Breaking into Fortress DC416 – CTFha
In this article, we will be solving fortress VM which is one of the VMS created by Vulnhub team for DEFCON Toronto’s 2016 offline CTF.
I picked this VM randomly and found it very informative, as it covers most of the concepts of extreme information gathering techniques, filter bypasses, and a very little touch of Linux binary exploitation.
The VM can be downloaded here
Phase – Information gathering
We start by discovering the allocated IP address for VM machine using the following command:
|netdiscover -i eth2 -r 192.168.56.1/24|
We further performed a full nmap scan and found 3 open ports.
|nmap -T4 -v5 -A -n -Pn -p- 192.168.56.101 –open|
We start by analyzing the application listening on port 80 and 443 and found the following information.
The above image gives us a better idea of how we need to proceed and saved us a lot of time as they have stated: “No SSH brute forcing is necessary.” We started investigating the application by browsing through common files. However, got no luck there.
We further looked into the HTML source in the hope of hints/ unattended comments, well got no luck there too.
We further started a normal directory brute force in the hope of finding something interesting. However, the common dictionary was not able to find anything for us.
After performing a Nikto scan, exploring SSH service without credentials and analysis for over 20 minutes, we decided to give directory bruteforce another try with a larger dictionary.
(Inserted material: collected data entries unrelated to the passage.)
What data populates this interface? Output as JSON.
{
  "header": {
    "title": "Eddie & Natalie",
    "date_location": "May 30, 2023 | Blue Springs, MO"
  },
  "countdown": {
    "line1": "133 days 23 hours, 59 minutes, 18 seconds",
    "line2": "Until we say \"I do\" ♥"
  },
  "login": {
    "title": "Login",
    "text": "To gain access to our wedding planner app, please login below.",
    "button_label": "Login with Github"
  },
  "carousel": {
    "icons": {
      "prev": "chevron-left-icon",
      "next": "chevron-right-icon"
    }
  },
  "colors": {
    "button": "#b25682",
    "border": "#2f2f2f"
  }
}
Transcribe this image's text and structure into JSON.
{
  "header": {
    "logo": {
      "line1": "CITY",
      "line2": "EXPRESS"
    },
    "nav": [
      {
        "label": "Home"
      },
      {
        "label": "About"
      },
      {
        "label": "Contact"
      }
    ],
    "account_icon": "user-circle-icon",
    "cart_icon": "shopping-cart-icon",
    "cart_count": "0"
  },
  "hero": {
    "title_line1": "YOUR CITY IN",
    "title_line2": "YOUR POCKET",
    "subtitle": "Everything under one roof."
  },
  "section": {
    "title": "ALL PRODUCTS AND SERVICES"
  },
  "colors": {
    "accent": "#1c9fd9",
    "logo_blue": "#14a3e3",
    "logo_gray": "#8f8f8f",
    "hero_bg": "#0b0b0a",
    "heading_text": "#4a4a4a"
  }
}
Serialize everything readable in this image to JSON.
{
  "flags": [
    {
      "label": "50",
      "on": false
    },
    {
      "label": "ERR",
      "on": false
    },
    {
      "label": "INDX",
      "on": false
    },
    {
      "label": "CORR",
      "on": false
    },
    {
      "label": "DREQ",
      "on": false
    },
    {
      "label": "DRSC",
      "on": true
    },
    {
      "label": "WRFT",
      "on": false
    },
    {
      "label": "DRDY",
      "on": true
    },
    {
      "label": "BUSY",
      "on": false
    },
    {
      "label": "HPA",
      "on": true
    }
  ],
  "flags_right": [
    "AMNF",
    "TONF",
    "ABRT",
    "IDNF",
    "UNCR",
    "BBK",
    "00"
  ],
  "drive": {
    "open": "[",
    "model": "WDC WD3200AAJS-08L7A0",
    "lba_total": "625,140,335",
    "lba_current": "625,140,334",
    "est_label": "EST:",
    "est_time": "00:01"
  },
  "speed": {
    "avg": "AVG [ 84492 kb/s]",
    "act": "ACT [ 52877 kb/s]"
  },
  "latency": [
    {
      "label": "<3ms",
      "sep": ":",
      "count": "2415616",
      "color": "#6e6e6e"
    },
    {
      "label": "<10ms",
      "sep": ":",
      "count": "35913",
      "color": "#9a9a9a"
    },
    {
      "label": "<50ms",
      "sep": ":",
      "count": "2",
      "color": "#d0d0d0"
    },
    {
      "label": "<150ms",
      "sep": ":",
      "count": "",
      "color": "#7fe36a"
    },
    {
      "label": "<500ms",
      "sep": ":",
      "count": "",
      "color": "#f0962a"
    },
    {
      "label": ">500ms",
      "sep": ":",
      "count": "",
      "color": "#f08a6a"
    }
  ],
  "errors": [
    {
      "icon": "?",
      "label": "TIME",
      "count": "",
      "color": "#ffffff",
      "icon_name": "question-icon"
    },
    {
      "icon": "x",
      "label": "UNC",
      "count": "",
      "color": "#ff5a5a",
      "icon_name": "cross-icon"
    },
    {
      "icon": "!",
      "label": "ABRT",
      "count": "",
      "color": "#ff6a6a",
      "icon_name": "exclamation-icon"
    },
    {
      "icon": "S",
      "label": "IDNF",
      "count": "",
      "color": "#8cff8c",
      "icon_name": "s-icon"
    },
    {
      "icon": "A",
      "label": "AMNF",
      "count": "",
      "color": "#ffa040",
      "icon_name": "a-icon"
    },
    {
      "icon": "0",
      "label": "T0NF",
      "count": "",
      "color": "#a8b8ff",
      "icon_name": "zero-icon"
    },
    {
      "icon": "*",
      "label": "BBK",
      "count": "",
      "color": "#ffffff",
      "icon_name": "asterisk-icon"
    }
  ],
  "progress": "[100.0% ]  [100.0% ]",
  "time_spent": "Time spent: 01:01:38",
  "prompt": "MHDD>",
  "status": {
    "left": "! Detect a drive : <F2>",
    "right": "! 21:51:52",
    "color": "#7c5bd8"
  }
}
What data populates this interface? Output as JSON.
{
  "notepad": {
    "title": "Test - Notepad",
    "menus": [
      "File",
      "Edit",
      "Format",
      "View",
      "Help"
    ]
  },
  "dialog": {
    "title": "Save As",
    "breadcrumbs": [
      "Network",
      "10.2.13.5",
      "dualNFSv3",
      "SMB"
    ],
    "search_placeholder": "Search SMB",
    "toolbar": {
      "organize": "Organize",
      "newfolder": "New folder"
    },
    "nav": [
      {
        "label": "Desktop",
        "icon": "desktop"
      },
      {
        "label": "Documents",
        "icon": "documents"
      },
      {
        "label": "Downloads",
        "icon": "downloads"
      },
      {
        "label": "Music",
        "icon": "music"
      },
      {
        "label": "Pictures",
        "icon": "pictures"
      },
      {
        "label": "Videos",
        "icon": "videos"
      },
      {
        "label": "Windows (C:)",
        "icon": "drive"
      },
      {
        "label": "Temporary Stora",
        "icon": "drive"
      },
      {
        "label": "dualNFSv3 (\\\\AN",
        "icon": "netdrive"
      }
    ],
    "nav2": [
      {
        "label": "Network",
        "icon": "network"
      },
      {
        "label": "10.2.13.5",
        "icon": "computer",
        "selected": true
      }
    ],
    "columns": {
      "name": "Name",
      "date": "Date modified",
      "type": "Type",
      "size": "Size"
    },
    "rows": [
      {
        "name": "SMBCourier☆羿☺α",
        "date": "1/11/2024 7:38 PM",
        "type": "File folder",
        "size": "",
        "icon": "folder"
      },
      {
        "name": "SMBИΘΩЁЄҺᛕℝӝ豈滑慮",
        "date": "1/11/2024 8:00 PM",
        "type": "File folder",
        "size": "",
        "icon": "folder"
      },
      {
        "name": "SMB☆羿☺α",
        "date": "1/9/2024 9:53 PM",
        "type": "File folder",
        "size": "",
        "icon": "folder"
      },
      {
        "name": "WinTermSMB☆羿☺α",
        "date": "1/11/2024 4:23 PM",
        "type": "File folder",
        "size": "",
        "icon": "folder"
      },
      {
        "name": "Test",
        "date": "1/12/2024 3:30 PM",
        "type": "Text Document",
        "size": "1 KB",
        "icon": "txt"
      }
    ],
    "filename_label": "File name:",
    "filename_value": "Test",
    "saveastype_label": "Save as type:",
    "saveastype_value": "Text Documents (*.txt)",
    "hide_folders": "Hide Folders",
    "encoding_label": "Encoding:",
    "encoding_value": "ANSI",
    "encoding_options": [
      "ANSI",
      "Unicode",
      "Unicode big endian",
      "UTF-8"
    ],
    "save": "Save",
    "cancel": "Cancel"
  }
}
|dirb https://192.168.56.101/ /usr/share/wordlists/dirb/big.txt -X .php|
This time we got a hit with one file named scanner.php. So scanner.php is a kind of admin utility to scan possible internal networks. We performed a scan of localhost just to confirm the same and correlated it with our nmap scan.
Phase – Exploitation
By looking at this file functionality, our main exploitation contender was a “Remote Code Execution Vulnerability.”
We started exploiting the same by injecting our commands directly. However, it seems there is some sort of filtering enabled on the server side. After further analysis, we got to know following characters are being filtered at the server end.
Blacklisted Symbols: $ ` ; |
We further used a newline character to separate the Nmap command from our payload and was able to execute system commands on the server as shown.
Privilege Escalation / Lateral Movement – FLAG-1
Well after having our code executed, it was time to find our first flag. We investigate the current directory structure and found multiple directories with two of them having some interesting names such as k1ngd0m_k3yz and s1kr3t.
We navigated to the s1kr3t directory and found our first flag as shown in the following figure.
Hunting for Flag 2
We further navigated to other directory and found a password and shadow file contents of username craven.
We copied the SHA 512 crypt hash from the master file and fed it directly to john. At this time, we were not able to crack the obtained hash. This led to more reconnaissance.
We started navigating to home directory and found one more user named “vulnhub” well we had the hash for username craven we were mostly interested in his folder.
Upon listing the contents of the home directory for Craven user, we found two interesting files named reminders.txt and hint.txt.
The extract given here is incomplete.